Traditional prediction intervals (PIs) in regression analysis rely on restrictive linearity and normality assumptions, often violated in practice. To address this, we propose calibrated prediction intervals (cPIs), a distribution-free framework applicable to flexible nonparametric estimators—including kernel methods and deep neural networks—without requiring parametric or distributional assumptions. cPIs explicitly model estimation uncertainty and incorporate a data-driven calibration procedure to guarantee asymptotically valid coverage while maintaining robustness in finite samples. We establish theoretical coverage consistency for a broad class of estimators, including both kernel-based and neural network regressors. Empirical evaluations on synthetic and real-world datasets demonstrate that cPIs achieve near-nominal coverage across diverse settings, significantly outperforming existing nonparametric PI methods—particularly under limited sample sizes—while preserving computational tractability and interpretability.

Accurate conditional prediction in the regression setting plays an important role in many real-world problems. Typically, a point prediction often falls short since no attempt is made to quantify the prediction accuracy. Classically, under the normality and linearity assumptions, the Prediction Interval (PI) for the response variable can be determined routinely based on the $t$ distribution. Unfortunately, these two assumptions are rarely met in practice. To fully avoid these two conditions, we develop a so-called calibration PI (cPI) which leverages estimations by Deep Neural Networks (DNN) or kernel methods.

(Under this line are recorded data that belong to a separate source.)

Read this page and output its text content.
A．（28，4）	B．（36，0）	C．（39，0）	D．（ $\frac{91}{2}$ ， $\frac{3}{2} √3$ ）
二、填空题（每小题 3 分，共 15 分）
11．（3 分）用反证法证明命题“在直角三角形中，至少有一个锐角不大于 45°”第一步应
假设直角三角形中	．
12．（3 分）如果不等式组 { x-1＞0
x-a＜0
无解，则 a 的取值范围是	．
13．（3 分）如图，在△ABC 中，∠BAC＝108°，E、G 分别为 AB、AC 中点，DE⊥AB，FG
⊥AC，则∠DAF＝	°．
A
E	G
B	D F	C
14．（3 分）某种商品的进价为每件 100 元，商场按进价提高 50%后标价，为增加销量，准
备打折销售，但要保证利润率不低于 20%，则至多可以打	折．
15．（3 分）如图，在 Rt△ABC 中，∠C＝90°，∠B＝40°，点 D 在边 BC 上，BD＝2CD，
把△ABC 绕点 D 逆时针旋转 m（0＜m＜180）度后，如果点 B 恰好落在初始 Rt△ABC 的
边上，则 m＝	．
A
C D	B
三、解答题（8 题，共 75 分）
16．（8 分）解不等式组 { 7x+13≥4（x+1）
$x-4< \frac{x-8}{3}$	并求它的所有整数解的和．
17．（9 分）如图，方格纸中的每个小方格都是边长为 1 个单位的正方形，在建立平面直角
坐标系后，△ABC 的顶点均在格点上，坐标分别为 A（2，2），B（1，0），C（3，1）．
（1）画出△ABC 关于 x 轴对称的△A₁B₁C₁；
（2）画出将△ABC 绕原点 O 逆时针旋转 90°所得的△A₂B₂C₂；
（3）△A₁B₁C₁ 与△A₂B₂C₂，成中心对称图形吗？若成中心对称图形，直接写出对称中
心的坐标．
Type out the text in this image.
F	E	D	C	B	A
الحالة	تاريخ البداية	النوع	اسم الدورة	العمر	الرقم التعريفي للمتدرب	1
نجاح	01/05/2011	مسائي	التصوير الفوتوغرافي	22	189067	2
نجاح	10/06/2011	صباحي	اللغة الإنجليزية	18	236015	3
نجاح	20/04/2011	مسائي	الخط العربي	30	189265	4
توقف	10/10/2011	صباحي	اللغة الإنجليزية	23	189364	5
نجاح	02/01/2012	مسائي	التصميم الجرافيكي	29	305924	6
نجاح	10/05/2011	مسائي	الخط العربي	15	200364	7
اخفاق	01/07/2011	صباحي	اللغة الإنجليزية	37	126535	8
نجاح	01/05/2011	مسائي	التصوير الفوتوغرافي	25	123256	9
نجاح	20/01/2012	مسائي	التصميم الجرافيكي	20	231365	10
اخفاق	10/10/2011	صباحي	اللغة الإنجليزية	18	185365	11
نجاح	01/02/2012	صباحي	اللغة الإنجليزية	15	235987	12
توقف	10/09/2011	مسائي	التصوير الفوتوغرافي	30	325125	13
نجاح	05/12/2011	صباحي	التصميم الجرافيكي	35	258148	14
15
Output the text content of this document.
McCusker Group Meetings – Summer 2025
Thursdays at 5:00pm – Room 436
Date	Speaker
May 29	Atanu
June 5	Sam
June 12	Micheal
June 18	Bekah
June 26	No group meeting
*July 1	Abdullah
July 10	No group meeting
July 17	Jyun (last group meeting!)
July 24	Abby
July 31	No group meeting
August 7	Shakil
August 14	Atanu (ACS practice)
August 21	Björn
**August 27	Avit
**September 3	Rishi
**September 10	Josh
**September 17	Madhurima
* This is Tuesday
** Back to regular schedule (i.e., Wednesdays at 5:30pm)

Moreover, the cPI can be easily adjusted to capture the estimation variability within the prediction procedure, which is a crucial error source often ignored in practice. Under regular assumptions, we verify that our cPI has an asymptotically valid coverage rate. We also demonstrate that cPI based on the kernel method ensures a coverage rate with a high probability when the sample size is large. Besides, with several conditions, the cPI based on DNN works even with finite samples. A comprehensive simulation study supports the usefulness of cPI, and the convincing performance of cPI with a short sample is confirmed with two empirical datasets.